Essa percepção me remete diretamente ao período de 2017, quando estive mais próximo da realidade da câmara. Naquela época, levantei questionamentos importantes sobre gastos públicos, contratos e prioridades da administração, como investimentos em eventos e serviços terceirizados. Passados tantos anos, causa estranheza — e até frustração — perceber que muitos desses pontos continuam presentes, quase intactos, na pauta política do município.
A política local parece girar em círculos. Problemas antigos seguem sendo discutidos como se fossem novidades, enquanto soluções efetivas não saem do papel. Serviços essenciais continuam sendo alvo de críticas, contratos seguem sendo questionados e a sensação de que há gastos elevados sem a devida transparência permanece no imaginário popular.
Outro ponto que chama atenção é a influência que nomes e sobrenomes ainda exercem no cenário político da cidade. Em vez de prevalecerem ideias, propostas e competência, muitas vezes o peso político está associado à identidade de quem ocupa o cargo. Isso cria distorções e dificulta a construção de um ambiente mais justo e equilibrado, onde todos tenham voz e espaço de forma igualitária.
Além disso, não se pode ignorar o impacto de disputas pessoais e narrativas que, ao longo do tempo, contribuem para afastar pessoas do debate público. A política, que deveria ser um espaço de construção coletiva, por vezes se transforma em um ambiente de desgaste e desmotivação para aqueles que desejam contribuir de forma transparente.
Enquanto isso, questões fundamentais seguem sem solução. Problemas estruturais persistem, contratos continuam sendo questionados e a população segue aguardando respostas que nunca chegam.

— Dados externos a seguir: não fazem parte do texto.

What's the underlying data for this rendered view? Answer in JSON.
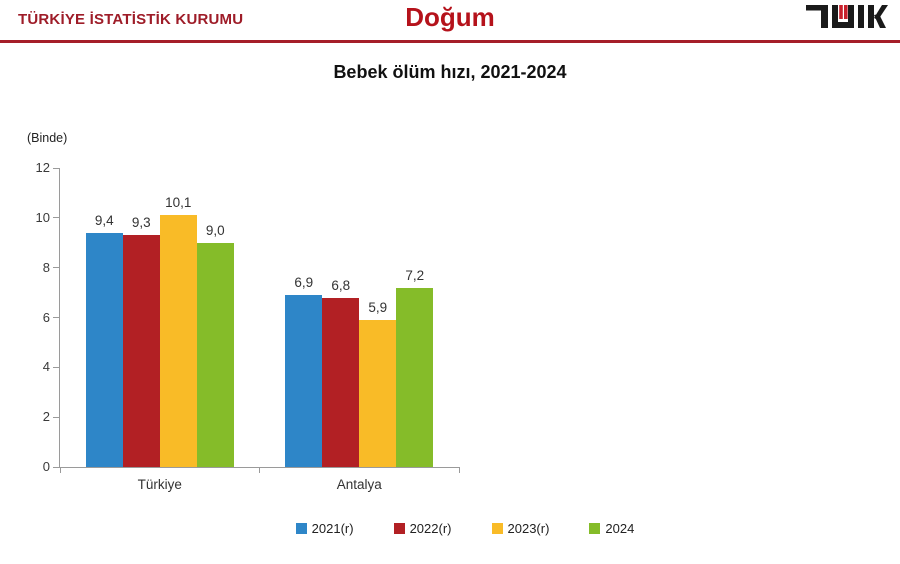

A cada novo mandato, renova-se a esperança — mas, na prática, o roteiro parece ser o mesmo.
Diante desse cenário, fica a reflexão: até quando Casa Branca continuará presa a esse ciclo? A política precisa evoluir, sair do discurso e partir para a ação. Mais do que debates repetitivos, a população espera resultados concretos, transparência e compromisso real com o desenvolvimento da cidade.
Se nada mudar, o futuro será apenas a continuação do passado — e isso, definitivamente, não é o que a população merece.
Por Jota Anderson, jornalista e bacharel em Administração Pública.